Imagine receiving an "F" from your teacher because of errors in the first draft of a term paper, even though your final paper had no errors.
That's essentially what occurred last week, when City Controller Rebecca Rhynhart embarked on a PR campaign accusing the City of $924 million worth of errors that, in fact, have long since been resolved.
Of course the controller knows they've been fixed, since the resolution of those errors occurred during the annual give-and-take process between the Finance Department and the Controller's Office. The resulting, error-free report is called the CAFR, for Comprehensive Annual Finance Report. You can see it for yourself on the webpage of the Office of the Finance Director.
While making misleading and contrary statements publicly, the controller notes in her report that "the city's publicly issued fiscal year 2017 CAFR can be relied upon for informative decision making." In fact, throughout her report the controller acknowledges repeatedly the Finance Department's ongoing efforts not just to resolve these errors but also to improve processes and internal controls.
For example, look at the matter of reconciliation — discrepancies between our records and those of the bank.
Long before the controller highlighted this matter, the issue had been reported in the City's CAFR and Treasurer Rasheia Johnson began significant, concerted efforts to complete all outstanding reconciliations:
Since discovering the discrepancy, we've reduced it by about 30 percent. Of 77 bank accounts, 70 have been fully reconciled.
We have also put additional controls in place to prevent such issues in the future.
We've hired new staff and retained a nationally recognized auditing firm to assist us.
This week, I am convening a Reconciliation Task Force to coordinate the effort, including representatives from PICA, City Council, and the Office of the Inspector General. The controller, unfortunately, declined to take part.
This is a comprehensive approach to a complex issue — and the controller clearly acknowledges this on page 5 of her Report on Internal Controls, which outlines the plan we put in place.
In other words, she agrees with what we are doing on reconciliation, and said as much in a letter to me last week: "As my office has stated, we support the plan outlined in Finance's response to our Fiscal Year 2017 Report on Internal Control and on Compliance and Other Matters."
As to the $924 million touted by the controller?
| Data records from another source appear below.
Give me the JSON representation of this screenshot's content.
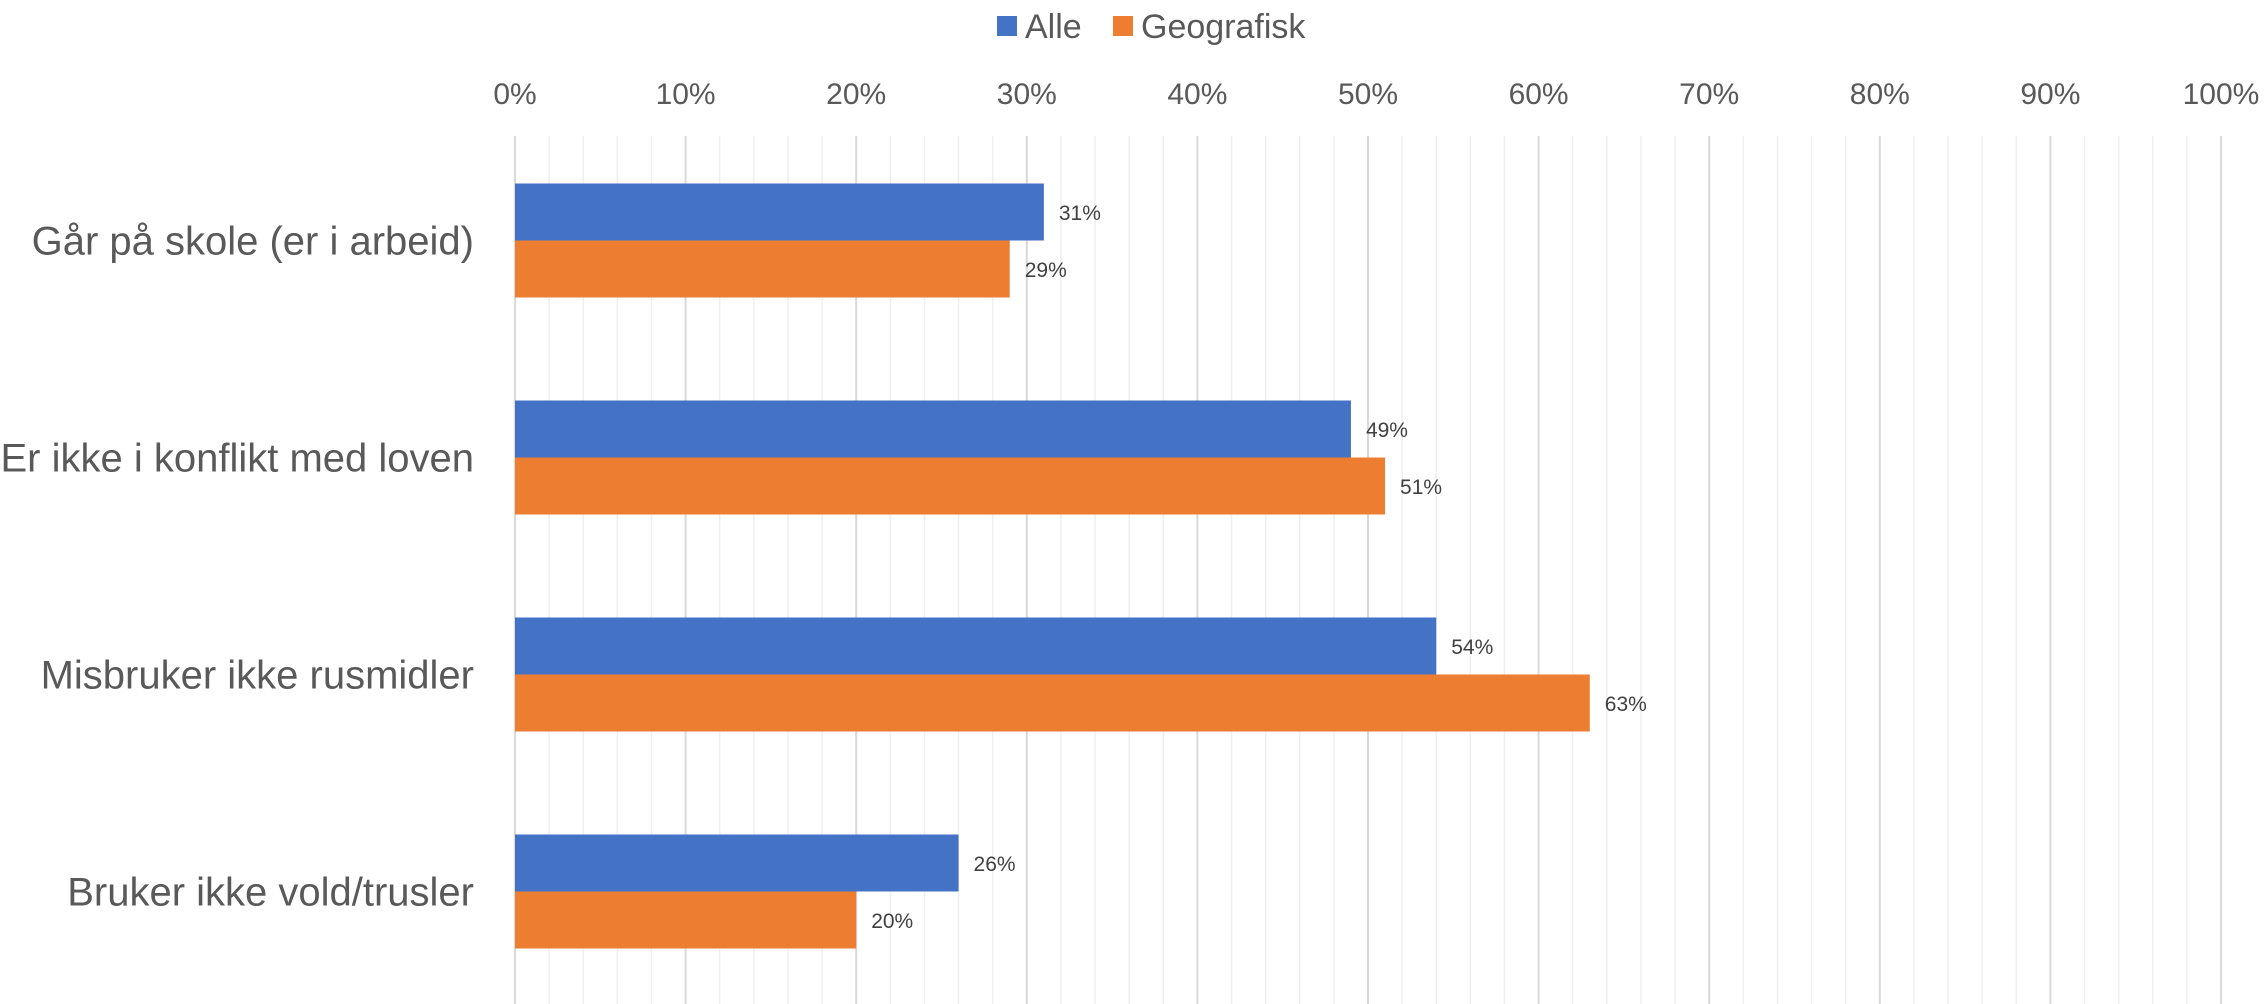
{
  "chart_data": {
    "type": "bar",
    "orientation": "horizontal",
    "categories": [
      "Går på skole (er i arbeid)",
      "Er ikke i konflikt med loven",
      "Misbruker ikke rusmidler",
      "Bruker ikke vold/trusler"
    ],
    "series": [
      {
        "name": "Alle",
        "color": "#4472C4",
        "values": [
          31,
          49,
          54,
          26
        ],
        "labels": [
          "31%",
          "49%",
          "54%",
          "26%"
        ]
      },
      {
        "name": "Geografisk",
        "color": "#ED7D31",
        "values": [
          29,
          51,
          63,
          20
        ],
        "labels": [
          "29%",
          "51%",
          "63%",
          "20%"
        ]
      }
    ],
    "xlim": [
      0,
      100
    ],
    "ticks": [
      "0%",
      "10%",
      "20%",
      "30%",
      "40%",
      "50%",
      "60%",
      "70%",
      "80%",
      "90%",
      "100%"
    ],
    "axis_position": "top",
    "legend_position": "top",
    "grid": true
  }
}
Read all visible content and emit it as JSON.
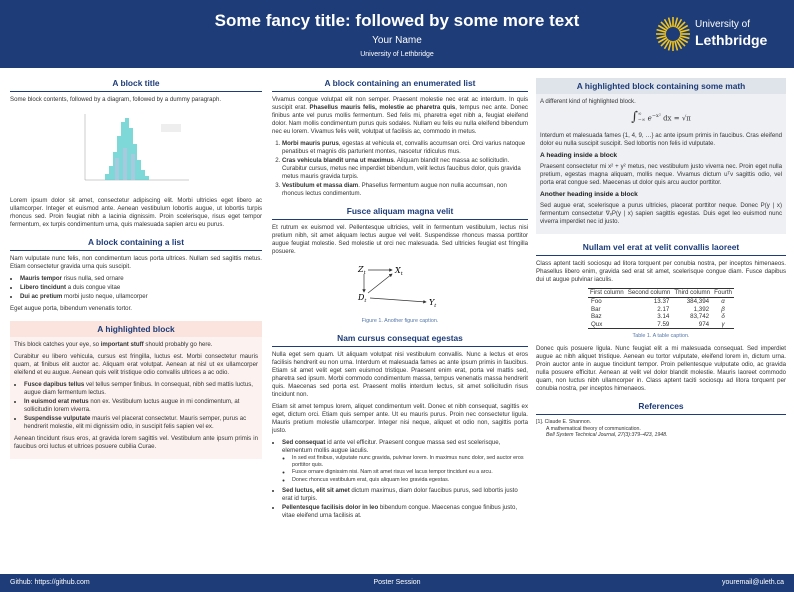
{
  "header": {
    "title": "Some fancy title: followed by some more text",
    "author": "Your Name",
    "affiliation": "University of Lethbridge",
    "logo_line1": "University of",
    "logo_line2": "Lethbridge"
  },
  "col1": {
    "block1": {
      "title": "A block title",
      "intro": "Some block contents, followed by a diagram, followed by a dummy paragraph.",
      "text": "Lorem ipsum dolor sit amet, consectetur adipiscing elit. Morbi ultricies eget libero ac ullamcorper. Integer et euismod ante. Aenean vestibulum lobortis augue, ut lobortis turpis rhoncus sed. Proin feugiat nibh a lacinia dignissim. Proin scelerisque, risus eget tempor fermentum, ex turpis condimentum urna, quis malesuada sapien arcu eu purus."
    },
    "block2": {
      "title": "A block containing a list",
      "intro": "Nam vulputate nunc felis, non condimentum lacus porta ultrices. Nullam sed sagittis metus. Etiam consectetur gravida urna quis suscipit.",
      "items": [
        {
          "lead": "Mauris tempor",
          "text": " risus nulla, sed ornare"
        },
        {
          "lead": "Libero tincidunt",
          "text": " a duis congue vitae"
        },
        {
          "lead": "Dui ac pretium",
          "text": " morbi justo neque, ullamcorper"
        }
      ],
      "outro": "Eget augue porta, bibendum venenatis tortor."
    },
    "block3": {
      "title": "A highlighted block",
      "p1": {
        "before": "This block catches your eye, so ",
        "bold": "important stuff",
        "after": " should probably go here."
      },
      "p2": "Curabitur eu libero vehicula, cursus est fringilla, luctus est. Morbi consectetur mauris quam, at finibus elit auctor ac. Aliquam erat volutpat. Aenean at nisl ut ex ullamcorper eleifend et eu augue. Aenean quis velit tristique odio convallis ultrices a ac odio.",
      "items": [
        {
          "lead": "Fusce dapibus tellus",
          "text": " vel tellus semper finibus. In consequat, nibh sed mattis luctus, augue diam fermentum lectus."
        },
        {
          "lead": "In euismod erat metus",
          "text": " non ex. Vestibulum luctus augue in mi condimentum, at sollicitudin lorem viverra."
        },
        {
          "lead": "Suspendisse vulputate",
          "text": " mauris vel placerat consectetur. Mauris semper, purus ac hendrerit molestie, elit mi dignissim odio, in suscipit felis sapien vel ex."
        }
      ],
      "p3": "Aenean tincidunt risus eros, at gravida lorem sagittis vel. Vestibulum ante ipsum primis in faucibus orci luctus et ultrices posuere cubilia Curae."
    }
  },
  "col2": {
    "block1": {
      "title": "A block containing an enumerated list",
      "p1": {
        "before": "Vivamus congue volutpat elit non semper. Praesent molestie nec erat ac interdum. In quis suscipit erat. ",
        "bold": "Phasellus mauris felis, molestie ac pharetra quis",
        "after": ", tempus nec ante. Donec finibus ante vel purus mollis fermentum. Sed felis mi, pharetra eget nibh a, feugiat eleifend dolor. Nam mollis condimentum purus quis sodales. Nullam eu felis eu nulla eleifend bibendum nec eu lorem. Vivamus felis velit, volutpat ut facilisis ac, commodo in metus."
      },
      "items": [
        {
          "lead": "Morbi mauris purus",
          "text": ", egestas at vehicula et, convallis accumsan orci. Orci varius natoque penatibus et magnis dis parturient montes, nascetur ridiculus mus."
        },
        {
          "lead": "Cras vehicula blandit urna ut maximus",
          "text": ". Aliquam blandit nec massa ac sollicitudin. Curabitur cursus, metus nec imperdiet bibendum, velit lectus faucibus dolor, quis gravida metus mauris gravida turpis."
        },
        {
          "lead": "Vestibulum et massa diam",
          "text": ". Phasellus fermentum augue non nulla accumsan, non rhoncus lectus condimentum."
        }
      ]
    },
    "block2": {
      "title": "Fusce aliquam magna velit",
      "text": "Et rutrum ex euismod vel. Pellentesque ultricies, velit in fermentum vestibulum, lectus nisi pretium nibh, sit amet aliquam lectus augue vel velit. Suspendisse rhoncus massa porttitor augue feugiat molestie. Sed molestie ut orci nec malesuada. Sed ultricies feugiat est fringilla posuere.",
      "nodes": [
        {
          "main": "Z",
          "sub": "t"
        },
        {
          "main": "X",
          "sub": "t"
        },
        {
          "main": "D",
          "sub": "t"
        },
        {
          "main": "Y",
          "sub": "t"
        }
      ],
      "caption": "Figure 1. Another figure caption."
    },
    "block3": {
      "title": "Nam cursus consequat egestas",
      "p1": "Nulla eget sem quam. Ut aliquam volutpat nisi vestibulum convallis. Nunc a lectus et eros facilisis hendrerit eu non urna. Interdum et malesuada fames ac ante ipsum primis in faucibus. Etiam sit amet velit eget sem euismod tristique. Praesent enim erat, porta vel mattis sed, pharetra sed ipsum. Morbi commodo condimentum massa, tempus venenatis massa hendrerit quis. Maecenas sed porta est. Praesent mollis interdum lectus, sit amet sollicitudin risus tincidunt non.",
      "p2": "Etiam sit amet tempus lorem, aliquet condimentum velit. Donec et nibh consequat, sagittis ex eget, dictum orci. Etiam quis semper ante. Ut eu mauris purus. Proin nec consectetur ligula. Mauris pretium molestie ullamcorper. Integer nisi neque, aliquet et odio non, sagittis porta justo.",
      "items": [
        {
          "lead": "Sed consequat",
          "text": " id ante vel efficitur. Praesent congue massa sed est scelerisque, elementum mollis augue iaculis.",
          "sub": [
            "In sed est finibus, vulputate nunc gravida, pulvinar lorem. In maximus nunc dolor, sed auctor eros porttitor quis.",
            "Fusce ornare dignissim nisi. Nam sit amet risus vel lacus tempor tincidunt eu a arcu.",
            "Donec rhoncus vestibulum erat, quis aliquam leo gravida egestas."
          ]
        },
        {
          "lead": "Sed luctus, elit sit amet",
          "text": " dictum maximus, diam dolor faucibus purus, sed lobortis justo erat id turpis."
        },
        {
          "lead": "Pellentesque facilisis dolor in leo",
          "text": " bibendum congue. Maecenas congue finibus justo, vitae eleifend urna facilisis at."
        }
      ]
    }
  },
  "col3": {
    "block1": {
      "title": "A highlighted block containing some math",
      "intro": "A different kind of highlighted block.",
      "math": {
        "integral": "∫",
        "upper": "∞",
        "lower": "−∞",
        "body": "e",
        "exponent": "−x²",
        "rest": " dx = √π"
      },
      "p1": "Interdum et malesuada fames {1, 4, 9, …} ac ante ipsum primis in faucibus. Cras eleifend dolor eu nulla suscipit suscipit. Sed lobortis non felis id vulputate.",
      "h1": "A heading inside a block",
      "p2": "Praesent consectetur mi x² + y² metus, nec vestibulum justo viverra nec. Proin eget nulla pretium, egestas magna aliquam, mollis neque. Vivamus dictum uᵀv sagittis odio, vel porta erat congue sed. Maecenas ut dolor quis arcu auctor porttitor.",
      "h2": "Another heading inside a block",
      "p3": "Sed augue erat, scelerisque a purus ultricies, placerat porttitor neque. Donec P(y | x) fermentum consectetur ∇ₓP(y | x) sapien sagittis egestas. Duis eget leo euismod nunc viverra imperdiet nec id justo."
    },
    "block2": {
      "title": "Nullam vel erat at velit convallis laoreet",
      "p1": "Class aptent taciti sociosqu ad litora torquent per conubia nostra, per inceptos himenaeos. Phasellus libero enim, gravida sed erat sit amet, scelerisque congue diam. Fusce dapibus dui ut augue pulvinar iaculis.",
      "table": {
        "header": [
          "First column",
          "Second column",
          "Third column",
          "Fourth"
        ],
        "rows": [
          [
            "Foo",
            "13.37",
            "384,394",
            "α"
          ],
          [
            "Bar",
            "2.17",
            "1,392",
            "β"
          ],
          [
            "Baz",
            "3.14",
            "83,742",
            "δ"
          ],
          [
            "Qux",
            "7.59",
            "974",
            "γ"
          ]
        ]
      },
      "caption": "Table 1. A table caption.",
      "p2": "Donec quis posuere ligula. Nunc feugiat elit a mi malesuada consequat. Sed imperdiet augue ac nibh aliquet tristique. Aenean eu tortor vulputate, eleifend lorem in, dictum urna. Proin auctor ante in augue tincidunt tempor. Proin pellentesque vulputate odio, ac gravida nulla posuere efficitur. Aenean at velit vel dolor blandit molestie. Mauris laoreet commodo quam, non luctus nibh ullamcorper in. Class aptent taciti sociosqu ad litora torquent per conubia nostra, per inceptos himenaeos."
    },
    "block3": {
      "title": "References",
      "ref": {
        "label": "[1].",
        "author": "Claude E. Shannon.",
        "title": "A mathematical theory of communication.",
        "venue": "Bell System Technical Journal, 27(3):379–423, 1948."
      }
    }
  },
  "footer": {
    "left": "Github: https://github.com",
    "center": "Poster Session",
    "right": "youremail@uleth.ca"
  }
}
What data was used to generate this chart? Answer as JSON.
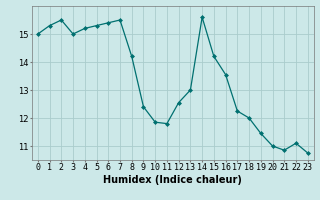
{
  "x": [
    0,
    1,
    2,
    3,
    4,
    5,
    6,
    7,
    8,
    9,
    10,
    11,
    12,
    13,
    14,
    15,
    16,
    17,
    18,
    19,
    20,
    21,
    22,
    23
  ],
  "y": [
    15.0,
    15.3,
    15.5,
    15.0,
    15.2,
    15.3,
    15.4,
    15.5,
    14.2,
    12.4,
    11.85,
    11.8,
    12.55,
    13.0,
    15.6,
    14.2,
    13.55,
    12.25,
    12.0,
    11.45,
    11.0,
    10.85,
    11.1,
    10.75
  ],
  "line_color": "#007070",
  "marker": "D",
  "marker_size": 2,
  "bg_color": "#cce8e8",
  "grid_color": "#aacccc",
  "xlabel": "Humidex (Indice chaleur)",
  "xlim": [
    -0.5,
    23.5
  ],
  "ylim": [
    10.5,
    16.0
  ],
  "yticks": [
    11,
    12,
    13,
    14,
    15
  ],
  "xticks": [
    0,
    1,
    2,
    3,
    4,
    5,
    6,
    7,
    8,
    9,
    10,
    11,
    12,
    13,
    14,
    15,
    16,
    17,
    18,
    19,
    20,
    21,
    22,
    23
  ],
  "xlabel_fontsize": 7,
  "tick_fontsize": 6
}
It is derived from earlier drafts of the CAFR report, not the final version in which the errors were rectified. And because the bookkeeping errors affect positives and negatives, the controller chose to add them all together as positive numbers rather than taking the net total. This exaggerated the impact and allowed her to create a fictitious, sensationalized dollar figure that would be sure to excite the news media.
The actual impact of all the draft errors on the city's general fund FY17 balance? Zero dollars. That's right — our final CAFR has zero errors. It's a shame the controller failed to acknowledge that at her press conference.
I take these bookkeeping errors and unreconciled bank accounts seriously. Unlike past mayors, I am absolutely not greeting this with the "Philly Shrug." My administration, particularly the staff of the Finance Department and the Treasurer's Office, take this seriously and approach it with urgency. I vow to ensure that we will fix these things, and fix them soon. Taxpayers deserve no less.
But in this era of rampant misleading statements from elected officials, taxpayers also deserve factual conclusions from their controller, not sensationalized statements and recklessly inflated dollar figures designed more to grab headlines than to solve problems.